It’s been six years. Six long, winding, transformative years since Revenge of the Past first carved its name into my path as a writer. What started as an attempt to tell a single story has evolved into something far deeper, something that whispers still, even when my hands are too tired to type and the world demands I be everywhere but here, in front of the page.
Four main entries, and one that sits in the Casefiles subseries. A psychological thriller, yes, but it has always been more than that to me. These books have grown with me, darkened with me, and in some strange way, they have matured alongside the life I’ve led. The last installment, A Call for Help, was released in 2022. Three years ago. And for three years, nothing new has been released within this world.

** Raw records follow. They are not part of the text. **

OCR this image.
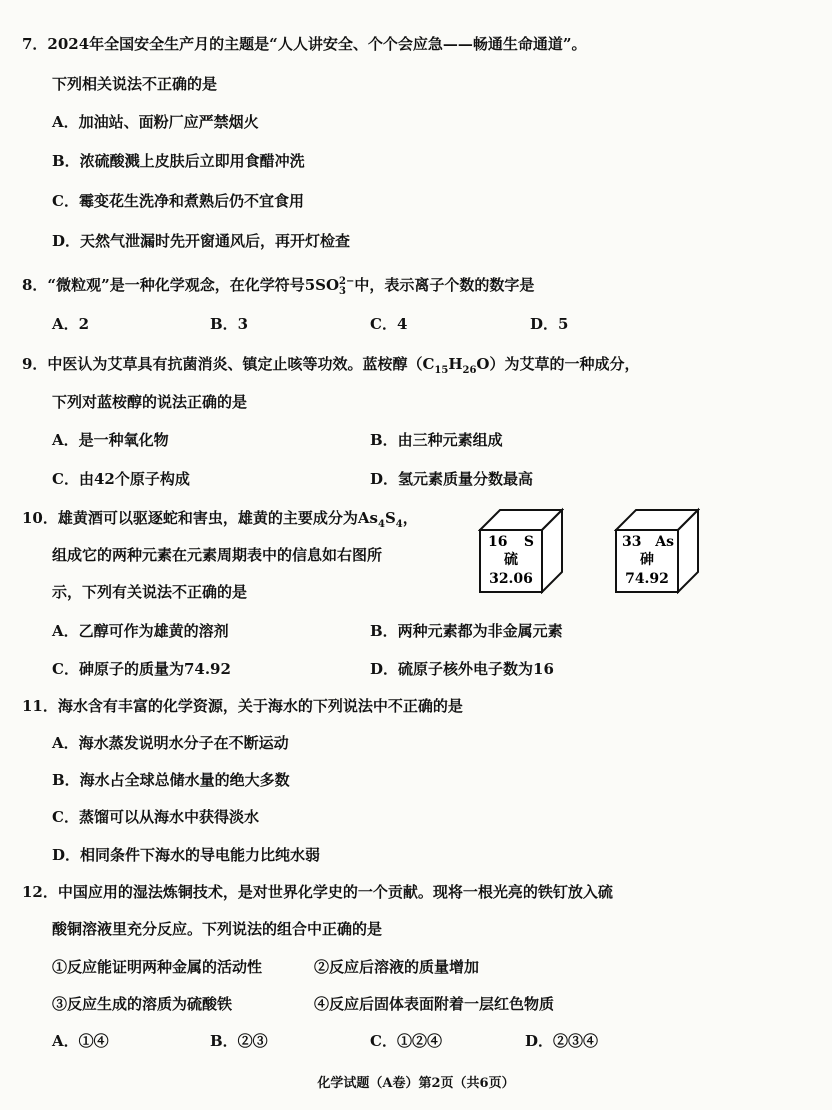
7．2024年全国安全生产月的主题是“人人讲安全、个个会应急——畅通生命通道”。
下列相关说法不正确的是
A．加油站、面粉厂应严禁烟火
B．浓硫酸溅上皮肤后立即用食醋冲洗
C．霉变花生洗净和煮熟后仍不宜食用
D．天然气泄漏时先开窗通风后，再开灯检查
8．“微粒观”是一种化学观念，在化学符号$5SO_3^{2-}$中，表示离子个数的数字是
A．2	B．3	C．4	D．5
9．中医认为艾草具有抗菌消炎、镇定止咳等功效。蓝桉醇$(C_{15}H_{26}O)$为艾草的一种成分，
下列对蓝桉醇的说法正确的是
A．是一种氧化物	B．由三种元素组成
C．由42个原子构成	D．氢元素质量分数最高
10．雄黄酒可以驱逐蛇和害虫，雄黄的主要成分为$As_4S_4$，
组成它的两种元素在元素周期表中的信息如右图所
示，下列有关说法不正确的是
16 S
硫
32.06
33 As
砷
74.92
A．乙醇可作为雄黄的溶剂	B．两种元素都为非金属元素
C．砷原子的质量为74.92	D．硫原子核外电子数为16
11．海水含有丰富的化学资源，关于海水的下列说法中不正确的是
A．海水蒸发说明水分子在不断运动
B．海水占全球总储水量的绝大多数
C．蒸馏可以从海水中获得淡水
D．相同条件下海水的导电能力比纯水弱
12．中国应用的湿法炼铜技术，是对世界化学史的一个贡献。现将一根光亮的铁钉放入硫
酸铜溶液里充分反应。下列说法的组合中正确的是
①反应能证明两种金属的活动性	②反应后溶液的质量增加
③反应生成的溶质为硫酸铁	④反应后固体表面附着一层红色物质
A．①④	B．②③	C．①②④	D．②③④
化学试题（A卷）第2页（共6页）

Not out of abandonment. But necessity.
Life has its own tides. And writing, for all the fire it carries, doesn’t always find a place in the hours that pass too quickly, in the spaces where responsibility overtakes desire. Still, Revenge of the Past has remained with me, not as a burden, but as a presence. A quiet voice in the margins. A ghost in the corner of the room. A part of myself I never laid to rest.
Why haven’t I let it go?
Because stories don’t die just because we look away. They wait. They shift. They morph into memory and longing. And for those of us who write, they remind us, finish what you started. Don’t let your characters rot in silence. Don’t bury arcs in drafts and let their screams become echoes. If a story haunted you enough to write it once, it deserves to be exorcised through its conclusion.
This series has shaped the way I write, the way I understand trauma, darkness, morality, and redemption. It’s shown me how the past doesn’t stay where we leave it, and neither do the stories born from it. Revenge of the Past is, in essence, my shadow. And shadows don’t vanish in the light - they stretch, they follow, they evolve with us.
So here’s my promise to you - and to the version of me that began this journey: this story will be finished. Whether the crowd is loud or the room is empty, the next entry will arrive this December.
Because some stories don’t ask for attention.
They ask for closure.
And Revenge of the Past will have its ending.